Никто не понимал поступка Трубникова, когда он ушел в хоспис, но все почему-то дружно замолчали и не спрашивали его больше об этом.
***
Стёпа зашёл в квартиру, еле дыша. Мама была дома: сегодня у неё первый день отпуска.
— Ма! Есть чего поесть? Чего-то живот свело!
Мама Стёпы, Раиса Романовна, ответила не сразу: шум включенного крана в ванной заставил её переспросить.
— Есть, говорю, охота, — с раздражением ответил Стэп и повалился на свою узкую, но приятно-мягкую кровать.
Мама сразу побежала к холодильнику, что-то вытащила в огромной желтой кастрюле и поставила на плитку.
— Ты со своим футболом теперь уже и кушать забываешь? Нельзя так! Нельзя, сына!
Раиса Романовна была очень доброй, — даже чересчур, — не только к своему родному сыну, но даже к окружающим её разным людям, у которых, как известно, нравы зыбкие и чаще всего сложные, со своими затаёнными уголками, в которых не находится место для других. А она со всеми была покладиста и открыта и, может быть, поэтому не могла нажить хороших и верных подруг, потому что в каждой открытой улыбке окружающие видели подвох. Когда-то одна из её лучших подруг, с кем Раиса Романовна дружила с первого класса, — увела её любимого мужа. Но даже несмотря на это она старалась сохранить свое неподдельное добродушие к другим: каждый раз переживала очередную потерю подруги, не находила себе места, нервничала, а по ночам даже плакала. Женщина она была несимпатичной, но очень обаятельной, и обаяние её фонтаном брызгало улыбками и заразительным смехом.

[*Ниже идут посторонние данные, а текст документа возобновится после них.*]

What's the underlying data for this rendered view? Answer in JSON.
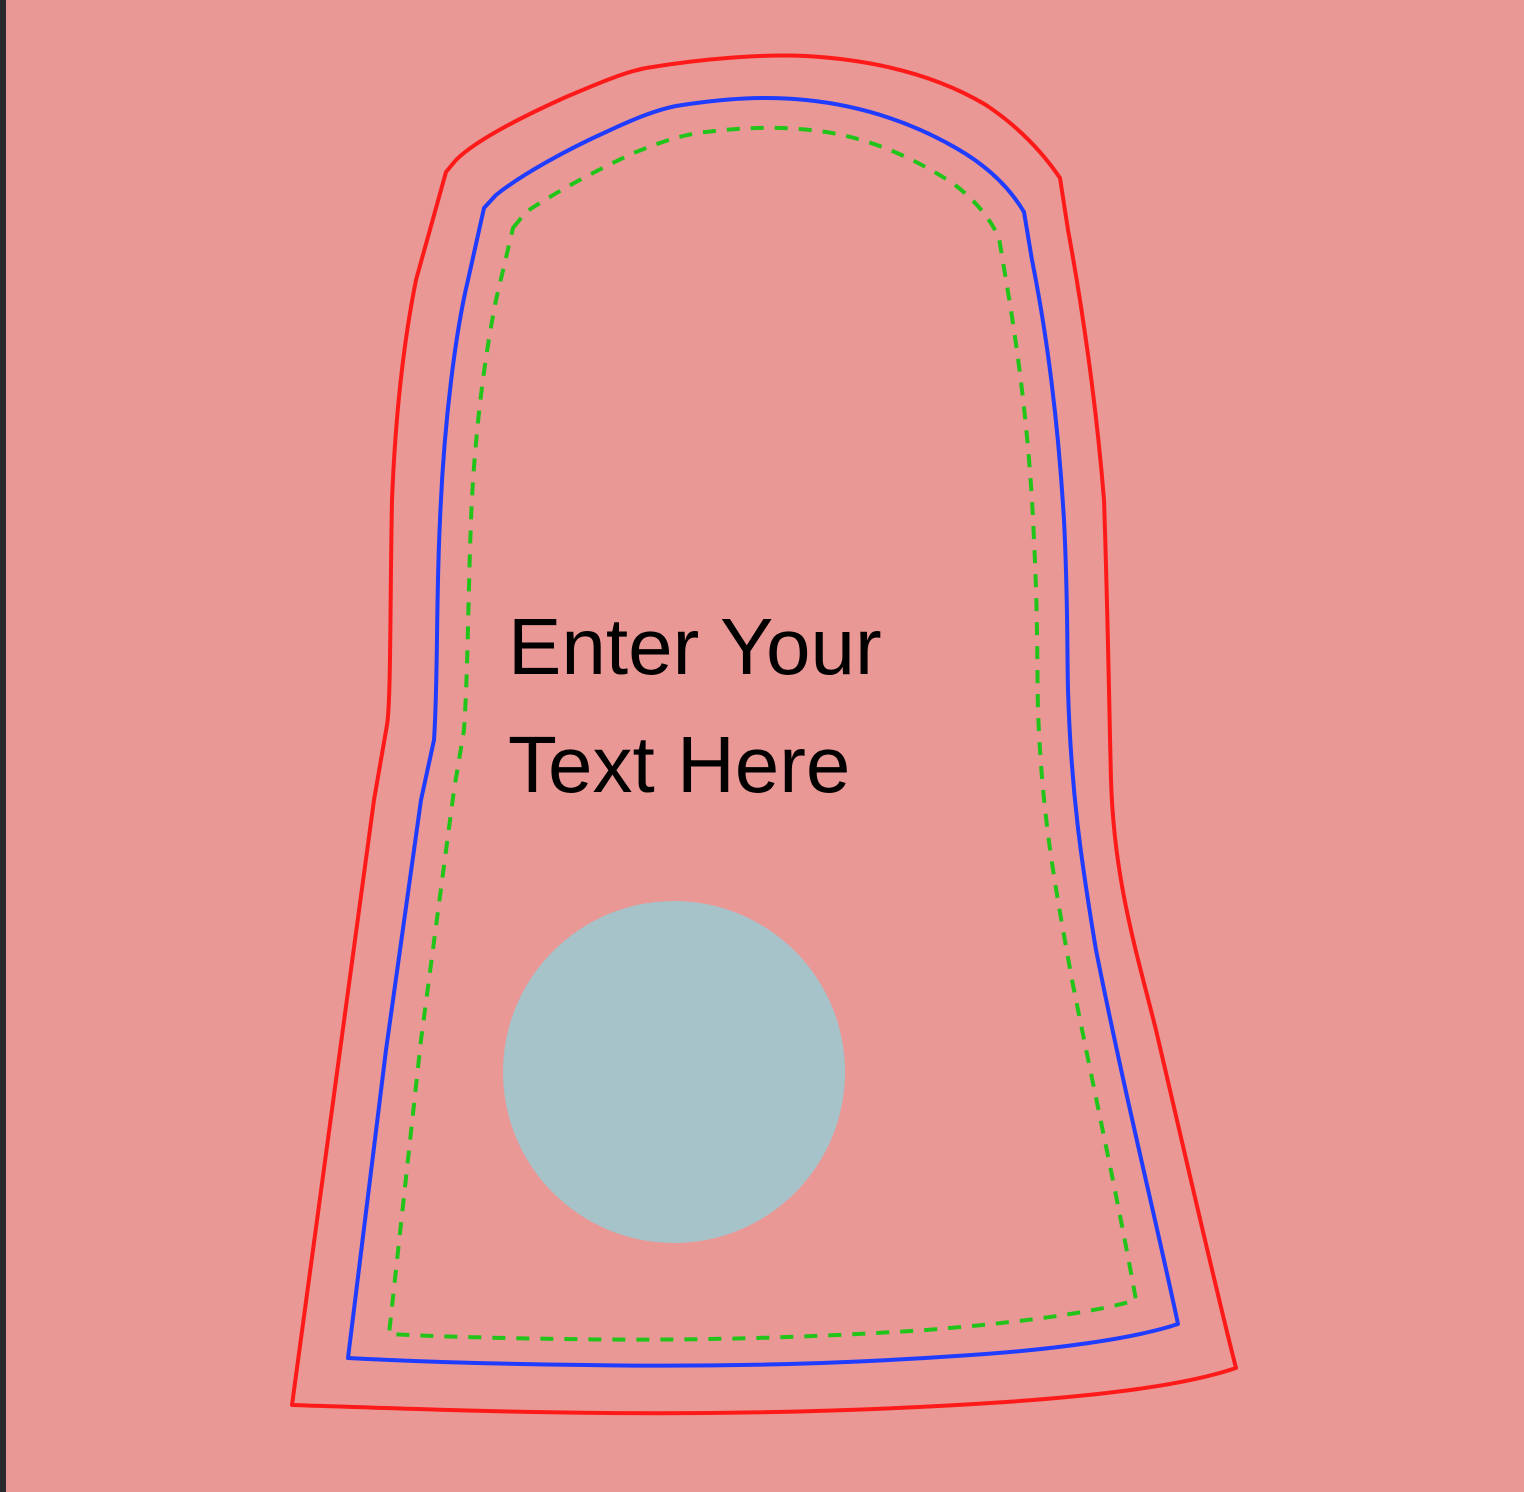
{
  "design": {
    "text_lines": [
      "Enter Your",
      "Text Here"
    ],
    "colors": {
      "background": "#e99896",
      "bleed_line": "#ff1a1a",
      "trim_line": "#1f3cff",
      "safe_line": "#22c41a",
      "circle_fill": "#a6c3c9",
      "text": "#000000",
      "frame": "#2a2a2e"
    }
  }
}
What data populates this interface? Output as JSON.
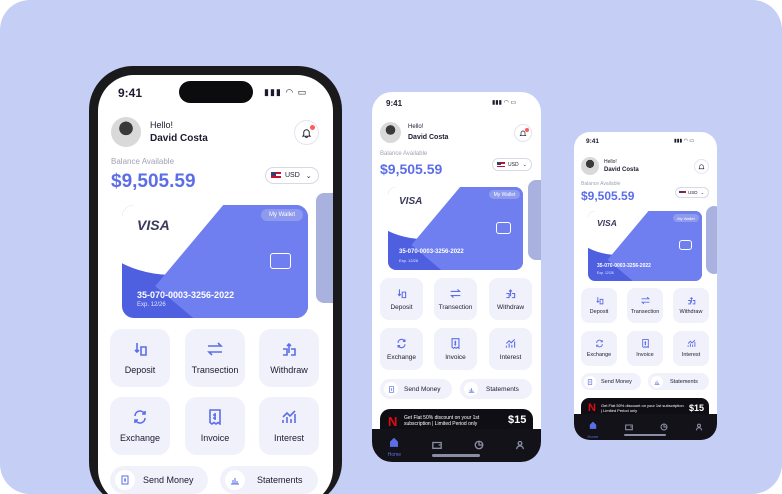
{
  "status_time": "9:41",
  "greeting": "Hello!",
  "user_name": "David Costa",
  "balance_label": "Balance Available",
  "balance": "$9,505.59",
  "currency": "USD",
  "card": {
    "brand": "VISA",
    "tag": "My Wallet",
    "number": "35-070-0003-3256-2022",
    "expiry": "Exp. 12/26"
  },
  "actions": [
    "Deposit",
    "Transection",
    "Withdraw",
    "Exchange",
    "Invoice",
    "Interest"
  ],
  "buttons": {
    "send_money": "Send Money",
    "statements": "Statements"
  },
  "promo": {
    "text": "Get Flat 50% discount on your 1st subscription | Limited Period only",
    "amount": "$15",
    "logo": "N"
  },
  "nav": {
    "home_label": "Home"
  },
  "colors": {
    "accent": "#5b6ee8",
    "card": "#4e5fe0",
    "background": "#c5cff6",
    "nav": "#121218"
  }
}
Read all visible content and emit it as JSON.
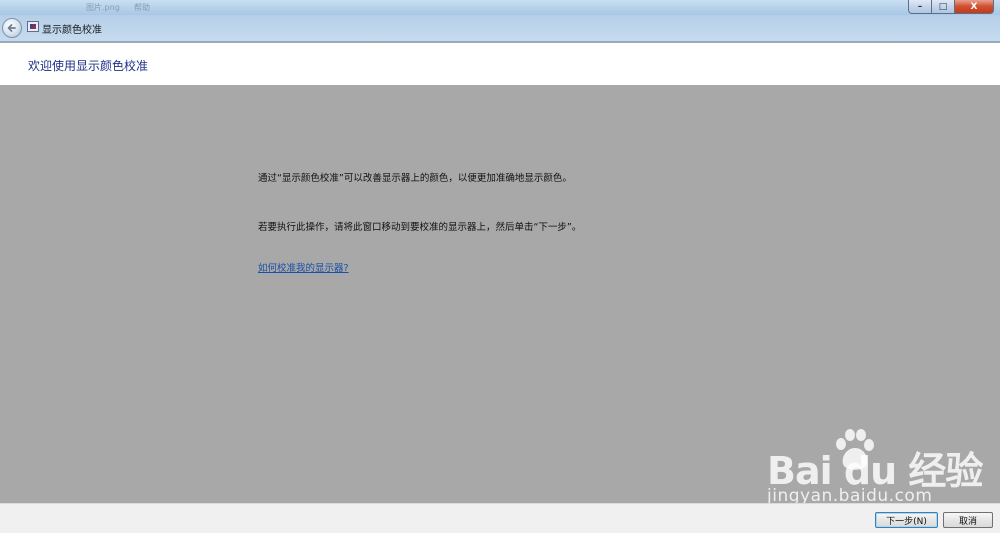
{
  "titlebar": {
    "background_texts": [
      "图片.png",
      "帮助"
    ],
    "caption_buttons": {
      "minimize": "–",
      "maximize": "□",
      "close": "X"
    }
  },
  "nav": {
    "title": "显示颜色校准",
    "back_icon": "back-arrow-icon",
    "app_icon": "display-color-calibration-icon"
  },
  "header": {
    "title": "欢迎使用显示颜色校准"
  },
  "content": {
    "paragraph1": "通过“显示颜色校准”可以改善显示器上的颜色，以便更加准确地显示颜色。",
    "paragraph2": "若要执行此操作，请将此窗口移动到要校准的显示器上，然后单击“下一步”。",
    "help_link": "如何校准我的显示器?"
  },
  "watermark": {
    "brand": "Bai du 经验",
    "url": "jingyan.baidu.com",
    "icon": "baidu-paw-icon"
  },
  "footer": {
    "next_button": "下一步(N)",
    "cancel_button": "取消"
  },
  "colors": {
    "content_bg": "#a8a8a8",
    "header_title": "#1e3287",
    "link": "#1b4fa8",
    "footer_bg": "#f0f0f0"
  }
}
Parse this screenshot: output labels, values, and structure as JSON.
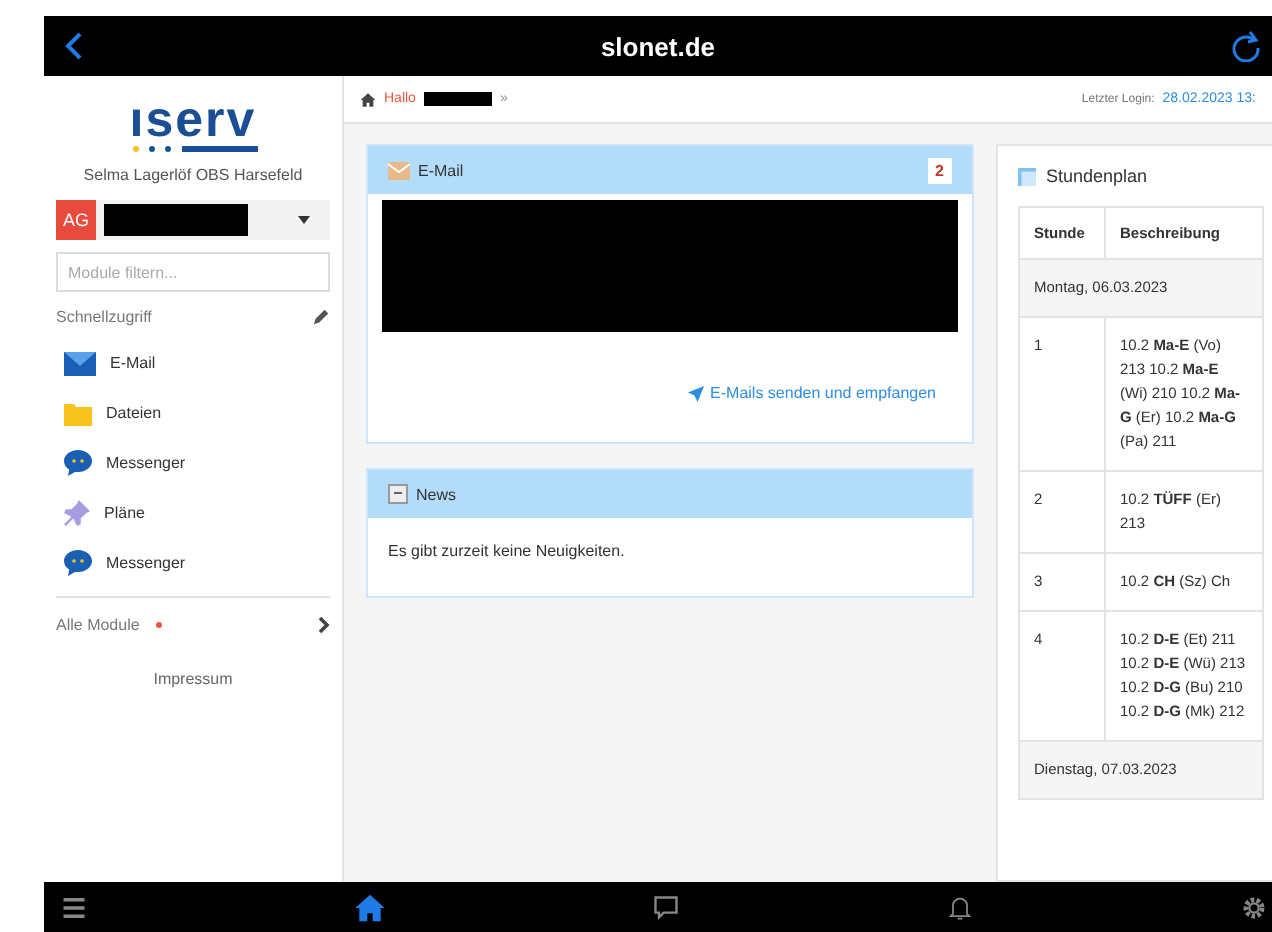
{
  "top_bar": {
    "title": "slonet.de"
  },
  "sidebar": {
    "logo": "ıserv",
    "school": "Selma Lagerlöf OBS Harsefeld",
    "user_initials": "AG",
    "filter_placeholder": "Module filtern...",
    "quick_access_label": "Schnellzugriff",
    "items": [
      {
        "label": "E-Mail",
        "kind": "mail"
      },
      {
        "label": "Dateien",
        "kind": "folder"
      },
      {
        "label": "Messenger",
        "kind": "chat"
      },
      {
        "label": "Pläne",
        "kind": "pin"
      },
      {
        "label": "Messenger",
        "kind": "chat"
      }
    ],
    "all_modules": {
      "label": "Alle Module",
      "color": "#e8563f"
    },
    "imprint": "Impressum"
  },
  "breadcrumb": {
    "greeting": "Hallo",
    "separator": "»",
    "last_login_label": "Letzter Login:",
    "last_login_value": "28.02.2023 13:"
  },
  "email_panel": {
    "title": "E-Mail",
    "count": "2",
    "link": "E-Mails senden und empfangen"
  },
  "news_panel": {
    "title": "News",
    "text": "Es gibt zurzeit keine Neuigkeiten."
  },
  "timetable": {
    "title": "Stundenplan",
    "columns": [
      "Stunde",
      "Beschreibung"
    ],
    "rows": [
      {
        "kind": "day",
        "text": "Montag, 06.03.2023"
      },
      {
        "kind": "lesson",
        "period": "1",
        "description": "10.2 **Ma-E** (Vo) 213 10.2 **Ma-E** (Wi) 210 10.2 **Ma-G** (Er) 10.2 **Ma-G** (Pa) 211"
      },
      {
        "kind": "lesson",
        "period": "2",
        "description": "10.2 **TÜFF** (Er) 213"
      },
      {
        "kind": "lesson",
        "period": "3",
        "description": "10.2 **CH** (Sz) Ch"
      },
      {
        "kind": "lesson",
        "period": "4",
        "description": "10.2 **D-E** (Et) 211 10.2 **D-E** (Wü) 213 10.2 **D-G** (Bu) 210 10.2 **D-G** (Mk) 212"
      },
      {
        "kind": "day",
        "text": "Dienstag, 07.03.2023"
      }
    ]
  },
  "bottom_bar": {
    "tabs": [
      {
        "kind": "menu",
        "selected": false
      },
      {
        "kind": "home",
        "selected": true
      },
      {
        "kind": "chat",
        "selected": false
      },
      {
        "kind": "bell",
        "selected": false
      },
      {
        "kind": "gear",
        "selected": false
      }
    ]
  }
}
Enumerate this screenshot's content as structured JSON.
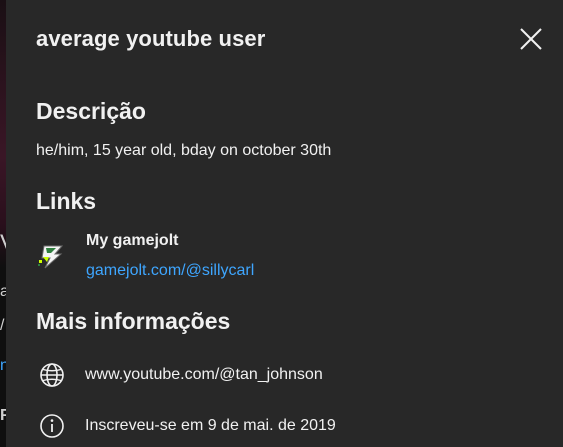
{
  "background": {
    "glyphs": [
      "V",
      "a",
      "/",
      "n",
      "F"
    ]
  },
  "dialog": {
    "title": "average youtube user",
    "close_icon": "close-icon"
  },
  "description": {
    "heading": "Descrição",
    "text": "he/him, 15 year old, bday on october 30th"
  },
  "links": {
    "heading": "Links",
    "items": [
      {
        "title": "My gamejolt",
        "url": "gamejolt.com/@sillycarl",
        "icon": "gamejolt-favicon-icon"
      }
    ]
  },
  "more_info": {
    "heading": "Mais informações",
    "channel_url": "www.youtube.com/@tan_johnson",
    "channel_icon": "globe-icon",
    "joined": "Inscreveu-se em 9 de mai. de 2019",
    "joined_icon": "info-icon"
  },
  "colors": {
    "dialog_bg": "#282828",
    "text": "#f1f1f1",
    "link": "#3ea6ff"
  }
}
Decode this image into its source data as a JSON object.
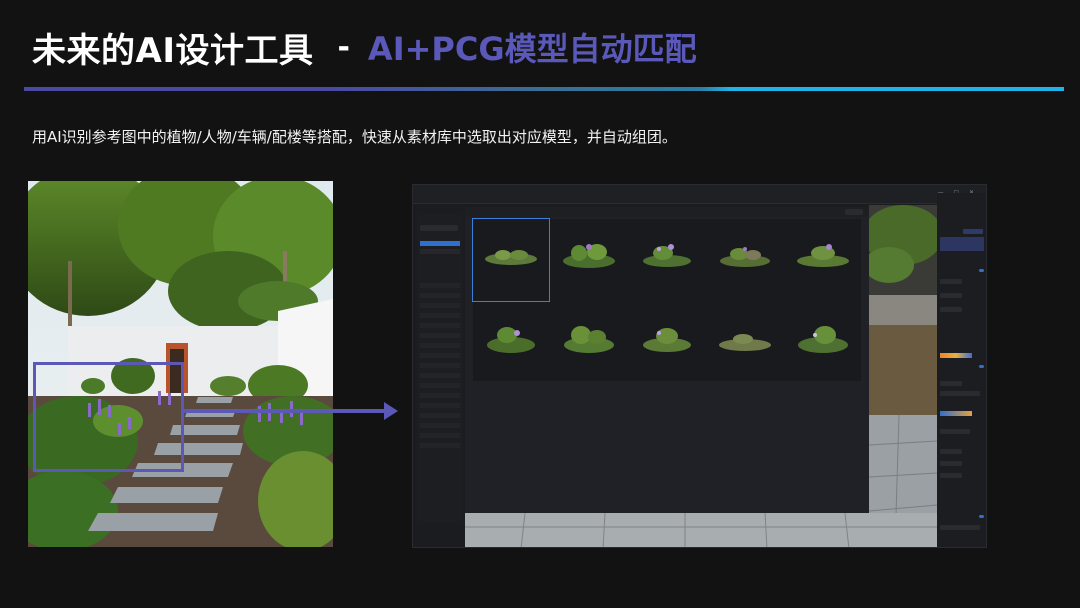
{
  "header": {
    "title": "未来的AI设计工具",
    "separator": "-",
    "subtitle": "AI+PCG模型自动匹配"
  },
  "description": "用AI识别参考图中的植物/人物/车辆/配楼等搭配，快速从素材库中选取出对应模型，并自动组团。",
  "colors": {
    "accent_purple": "#5a58b8",
    "accent_cyan": "#1fb4e8",
    "background": "#121212"
  },
  "icons": {
    "arrow": "arrow-right-icon"
  }
}
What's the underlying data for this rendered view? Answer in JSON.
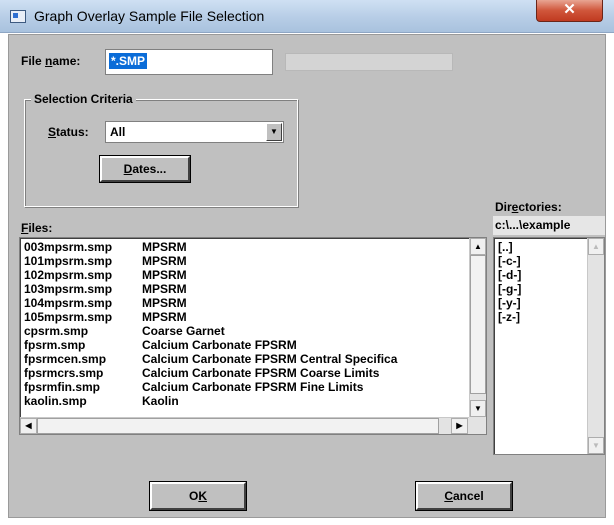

«Ешь давай, мой форвард и больше не вздумай идти на улицу не поемвши», — распевно произнесла мама, разливая из кастрюли в тарелку ароматные щи.
Степке кушать уже не хотелось — и он начал вертеть ложкой и дуть на полоски вареной капусты, представляя себя бушующим ураганом.
— Ну и что теперь? — строго спросила мама, увидя как Степа сливает тарелку Гиру.
— Извини, ма…Уже не хочется. Можно я бутер себе сделаю, — виновато произнес Стэп и стал разрезать хлеб и «докторскую».
Мама улыбнулась и как обычно нежно ухватила двумя пальцами нос Степы.
— Эх, ты мой Стёпка-попка
Стэп засмеялся, отдернул мамину руку, сказал «ну хватит» и стал наливать себе молока.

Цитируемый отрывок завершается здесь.